Folding @ home is 470 peta in the article creation time Flops have a higher processing speed has become clear. Flops is a unit of computer processing speed, measured as the number of floating point operations performed per second.
The processing speed of 470 petaflops is nearly three times the processing speed of Summit , the world's fastest supercomputer, about 149 petaflops, which means that it has a processing speed faster than the sum of the top seven supercomputers in the world .
At the time of writing, the top 7 supercomputers in the world with the highest processing speed are as follows. The following results are based on the results compiled in November 2019, and the total processing speed of the top seven supercomputers is about 463 petaflops.
1st place: Summit (USA) about 149 petaflops
2nd place: Sierra (USA) about 95 petaflops
3rd place: Kamui / Taiko Nomitsu (China) Approx. 93 Petaflops
4th: Tianhe 2 (China) Approx. 61 petaflops
5th: Frontera (USA) About 24 Petaflops
6th place: Piz Daint (Switzerland) About 21 petaflops
7th place: Trinity (USA) about 20 petaflops
Also, the processing speed of the Japanese supercomputer “ K computer”, which boasted the highest processing speed in the world in 2011, is about 10 petaflops, so Folding @ home is about 47 times faster than K computer.
At the time of writing, Summit, the world's best, was also analyzing the new coronavirus , and announced that it had found 77 compounds with the potential to combat the new coronavirus.

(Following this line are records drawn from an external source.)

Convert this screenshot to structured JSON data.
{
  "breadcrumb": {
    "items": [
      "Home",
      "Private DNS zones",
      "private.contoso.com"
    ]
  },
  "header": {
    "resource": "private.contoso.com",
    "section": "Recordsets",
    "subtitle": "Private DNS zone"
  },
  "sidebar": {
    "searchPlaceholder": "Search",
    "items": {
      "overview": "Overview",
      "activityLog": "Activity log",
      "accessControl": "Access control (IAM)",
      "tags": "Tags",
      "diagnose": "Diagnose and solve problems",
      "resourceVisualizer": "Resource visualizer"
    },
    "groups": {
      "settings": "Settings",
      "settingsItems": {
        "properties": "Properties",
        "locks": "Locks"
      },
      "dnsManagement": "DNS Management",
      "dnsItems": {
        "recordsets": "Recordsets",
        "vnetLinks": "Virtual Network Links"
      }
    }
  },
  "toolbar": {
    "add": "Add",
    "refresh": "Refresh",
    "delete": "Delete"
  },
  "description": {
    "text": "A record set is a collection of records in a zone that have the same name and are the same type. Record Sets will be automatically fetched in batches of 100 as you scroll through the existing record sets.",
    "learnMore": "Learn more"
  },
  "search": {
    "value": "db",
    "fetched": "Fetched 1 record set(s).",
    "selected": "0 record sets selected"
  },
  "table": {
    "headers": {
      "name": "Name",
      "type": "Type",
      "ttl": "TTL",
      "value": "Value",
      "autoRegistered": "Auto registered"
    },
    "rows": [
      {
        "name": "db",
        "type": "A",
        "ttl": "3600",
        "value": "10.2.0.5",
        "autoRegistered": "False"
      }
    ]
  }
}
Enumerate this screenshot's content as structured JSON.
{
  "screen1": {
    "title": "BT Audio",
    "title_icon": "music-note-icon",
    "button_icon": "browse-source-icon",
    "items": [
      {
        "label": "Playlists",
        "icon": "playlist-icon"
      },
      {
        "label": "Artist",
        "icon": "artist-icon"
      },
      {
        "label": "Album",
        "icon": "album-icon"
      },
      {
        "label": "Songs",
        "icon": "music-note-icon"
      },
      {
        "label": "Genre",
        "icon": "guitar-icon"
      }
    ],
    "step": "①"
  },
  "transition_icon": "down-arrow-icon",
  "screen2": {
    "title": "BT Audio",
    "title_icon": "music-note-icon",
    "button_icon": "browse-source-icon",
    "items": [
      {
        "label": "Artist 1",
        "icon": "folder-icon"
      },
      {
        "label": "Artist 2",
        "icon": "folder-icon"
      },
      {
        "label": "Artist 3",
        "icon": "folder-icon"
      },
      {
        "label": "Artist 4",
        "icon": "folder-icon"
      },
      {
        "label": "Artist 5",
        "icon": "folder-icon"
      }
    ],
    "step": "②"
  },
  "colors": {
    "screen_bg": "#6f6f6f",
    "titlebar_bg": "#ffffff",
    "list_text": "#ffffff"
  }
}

For the analysis of the new coronavirus, Summit allocated 220,800 CPU cores, 188,416,000 CUDA cores, 9.2 petabytes of memory, 250 petabytes of NVRAM and storage.
Folding @ home, surpassing its Summit and faster than the sum of the top seven supercomputers in the world, is estimated to have the capacity of 27,433,824 CPUs and GPU cores.
Folding @ home started the project in 2000, studying the treatment of cancer, Alzheimer's disease, Parkinson's disease, etc. In response to the pandemic of the new coronavirus, the number of new users has surged as a result of initiating analysis to find treatments for the new coronavirus. According to Folding @ home, the number of users working with distributed computing has increased more than 12 times compared to before the outbreak of the new coronavirus, and more than 400,000 new users have been added in about two weeks.
How to actually participate in Folding @ home and cooperate with the analysis of the new coronavirus can be understood by reading the following article.